In seinem Buch „Arm und Reich“ versucht der US-amerikanische Evolutionsbiologe und Anthropologe Jared Diamond die Antwort auf die scheinbar einfache Frage zu geben, warum manche Völker im Wohlstand komplexer Gesellschaften und andere in Strukturen wie vor tausenden von Jahren leben. Auch hier scheint es einen Ausgangspunkt in der Vergangenheit gegeben zu haben, an dem sich die Form des Zusammenlebens zu differenzieren begann. Diese Veränderungen wurden jedoch nicht durch die Erschaffung eines Gottes oder sonstiger philosophischer Ideen bewirkt. Diese waren letztendlich nur das Resultat einer anderen Ursache. Jared Diamonds Ausgangspunkt liegt in der Vielfalt der gegebenen Voraussetzungen. Es war wie der Start eines Wettkampfes, bei dem die Hilfsmittel unfair verteilt sind. Ursache für die Entwicklung vom Menschen, der in Form von Nomadentum und Dorfgemeinschaften organisiert ist, bis hin zu komplexen, modernen Gesellschaften, ist allein die Verfügbarkeit vorhandener Ressourcen. So analysiert Diamond die Ausgangssituation, in der sich unser Planet vor etwa 3 Millionen Jahren befand. Er differenziert den Planeten in Kontinente, Klimazonen und anhand geografischer Grenzen (z. B. Gebirge, Wüsten). Er unterteilt die verschiedene Zonen aufgrund ihrer Anzahl an domestizierbaren Tier- und Pflanzengattungen. Das Ergebnis ist erstaunlich. Die Entwicklung menschlicher Gesellschaften ist direkt abhängig von diesen Ausgangsbedingungen. Nur wenn Tier- und Pflanzenarten domestizierbar und sie sich gleichzeitig innerhalb klimatisch günstiger Regionen befanden, konnte Ackerbau erfunden und darauf aufbauend, Handel betrieben werden. Handel und Informationsaustausch, sowie Expansion domestizierter Arten (Getreidesorten, Nutztiere etc.) gelang wiederum nur dort, wo aufgrund geografischer Gegebenheiten ein Austausch möglich war. Grob unterscheidet Diamond also z. B. zwischen dem eurasischen Kontinent, der eine West – Ostausdehnung innerhalb ähnlicher Klimazonen und einer Fülle domestizierbarer Tier- und Pflanzenarten aufweist, versus dem Nord- und Südamerikanischen Kontinent.
Dieser erstreckt sich von Norden nach Süden, durchläuft diverse Klimazonen, die einen Austausch der ohnehin spärlichen domestizierbaren Tier- und Pflanzenarten unmöglich machen und einen Handelsaustausch eklatant erschweren. Jahrtausende lang schien sich das menschliche Zusammenleben auf dem ganzen Planeten in ähnlichen Formen und Geschwindigkeiten zu entwickeln. Doch es ist wie eine schwere Dampfeisenbahn, die gehörig Zeit braucht um ihre Fahrt aufzunehmen und schließlich nicht mehr zu stoppen ist.

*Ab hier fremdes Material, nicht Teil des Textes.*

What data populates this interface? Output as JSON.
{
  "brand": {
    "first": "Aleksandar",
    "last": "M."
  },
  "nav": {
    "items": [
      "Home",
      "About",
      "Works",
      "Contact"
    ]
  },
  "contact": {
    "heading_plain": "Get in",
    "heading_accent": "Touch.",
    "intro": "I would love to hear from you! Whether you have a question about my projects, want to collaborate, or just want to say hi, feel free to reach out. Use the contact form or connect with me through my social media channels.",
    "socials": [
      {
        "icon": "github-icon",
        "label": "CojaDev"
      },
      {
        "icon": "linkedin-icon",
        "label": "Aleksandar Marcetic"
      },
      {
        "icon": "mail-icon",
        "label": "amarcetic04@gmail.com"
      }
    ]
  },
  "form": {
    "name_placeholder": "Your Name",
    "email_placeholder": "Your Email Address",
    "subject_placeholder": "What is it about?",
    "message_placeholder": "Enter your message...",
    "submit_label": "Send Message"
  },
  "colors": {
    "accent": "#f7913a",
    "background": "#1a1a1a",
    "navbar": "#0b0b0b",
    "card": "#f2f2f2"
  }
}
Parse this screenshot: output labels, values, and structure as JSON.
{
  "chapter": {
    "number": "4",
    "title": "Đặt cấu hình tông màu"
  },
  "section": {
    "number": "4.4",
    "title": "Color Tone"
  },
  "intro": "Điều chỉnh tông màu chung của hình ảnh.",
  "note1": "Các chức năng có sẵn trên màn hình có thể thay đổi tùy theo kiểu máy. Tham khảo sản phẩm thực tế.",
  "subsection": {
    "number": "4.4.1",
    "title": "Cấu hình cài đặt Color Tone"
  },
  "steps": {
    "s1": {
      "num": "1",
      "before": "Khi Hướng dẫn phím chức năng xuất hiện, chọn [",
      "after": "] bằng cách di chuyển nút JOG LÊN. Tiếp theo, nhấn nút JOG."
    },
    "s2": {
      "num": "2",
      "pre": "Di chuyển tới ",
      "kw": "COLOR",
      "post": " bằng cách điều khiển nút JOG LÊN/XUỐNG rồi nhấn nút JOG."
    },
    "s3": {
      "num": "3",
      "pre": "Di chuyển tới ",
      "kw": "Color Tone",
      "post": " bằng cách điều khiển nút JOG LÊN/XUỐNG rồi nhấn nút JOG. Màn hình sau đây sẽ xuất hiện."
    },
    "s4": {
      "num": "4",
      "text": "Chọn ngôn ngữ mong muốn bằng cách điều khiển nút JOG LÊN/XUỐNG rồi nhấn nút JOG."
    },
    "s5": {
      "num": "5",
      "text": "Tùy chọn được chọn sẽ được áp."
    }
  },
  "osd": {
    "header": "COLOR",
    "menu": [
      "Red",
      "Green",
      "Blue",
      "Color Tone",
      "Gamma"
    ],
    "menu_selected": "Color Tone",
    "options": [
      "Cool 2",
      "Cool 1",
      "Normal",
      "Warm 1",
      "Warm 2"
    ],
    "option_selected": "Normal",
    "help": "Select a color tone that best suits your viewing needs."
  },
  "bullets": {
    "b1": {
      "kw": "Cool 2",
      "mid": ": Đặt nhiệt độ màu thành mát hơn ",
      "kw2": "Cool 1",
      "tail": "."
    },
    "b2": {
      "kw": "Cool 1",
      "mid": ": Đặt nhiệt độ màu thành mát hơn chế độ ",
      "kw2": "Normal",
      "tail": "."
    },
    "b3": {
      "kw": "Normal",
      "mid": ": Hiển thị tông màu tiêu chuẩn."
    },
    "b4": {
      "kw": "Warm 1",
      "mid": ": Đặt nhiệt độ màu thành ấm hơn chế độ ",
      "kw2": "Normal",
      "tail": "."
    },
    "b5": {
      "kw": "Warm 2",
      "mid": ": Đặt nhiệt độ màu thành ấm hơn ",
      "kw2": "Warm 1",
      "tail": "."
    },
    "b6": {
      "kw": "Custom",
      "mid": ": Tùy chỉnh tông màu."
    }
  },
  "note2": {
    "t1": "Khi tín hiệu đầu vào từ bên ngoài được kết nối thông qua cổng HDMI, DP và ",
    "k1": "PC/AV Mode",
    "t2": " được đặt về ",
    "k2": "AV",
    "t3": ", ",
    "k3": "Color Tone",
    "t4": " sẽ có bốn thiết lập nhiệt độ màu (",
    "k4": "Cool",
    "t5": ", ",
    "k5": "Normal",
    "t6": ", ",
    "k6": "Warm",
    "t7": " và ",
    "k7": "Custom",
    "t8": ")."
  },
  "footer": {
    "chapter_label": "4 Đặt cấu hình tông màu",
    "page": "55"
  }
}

Das Zusammenleben in Dörfern, welches zu Städten und schließlich Staaten geführt hat, entfesselte einen Innovationstsunami: von der Erfindung des Feuers, Rades, Buchdruckes, Schießpulvers, bis zur Erkenntnis physikalischer, chemischer und biologischer Grundlagen. Doch die Innovationen sind nicht linear, sondern geschehen in Stufen, sind sie doch von spezifisch übergeordneten Erkenntnissen abhängig. Einzelne Zivilisationen haben schließlich einen so großen Innovationsvorsprung erreicht, dass sie nicht nur hemmungslos expandieren um Nahrung für ihren unstillbaren Hunger zu erhalten, sie sind den anderen Kulturen auch gnadenlos überlegen. Wir erleben nicht nur die beinahe komplette Ausrottung indigener Völker, sondern auch die Versklavung eines ganzen Kontinentes (Afrika).
(Die Rolle Chinas und die Gründe, warum dieses mächtige Reich in der Zeit von etwa 500 n.Chr bis 2000 n.Chr nicht die oben beschriebene – oder besser gesagt NOCH NICHT – Expansion vollzog, liegt in einer politischen Besonderheit der inneren Abgrenzung, die in aller Ausführlichkeit in dem Werk „Aufstieg und Fall der großen Mächte“ des britischen Historikers Paul Kennedy nachzulesen ist, der sich dort detailliert mit diesen Umständen auseinandersetzt.)
Diamond beschreibt also die Entwicklung menschlicher Gesellschaften, als eine Art Zwangsläufigkeit gegebener Umstände.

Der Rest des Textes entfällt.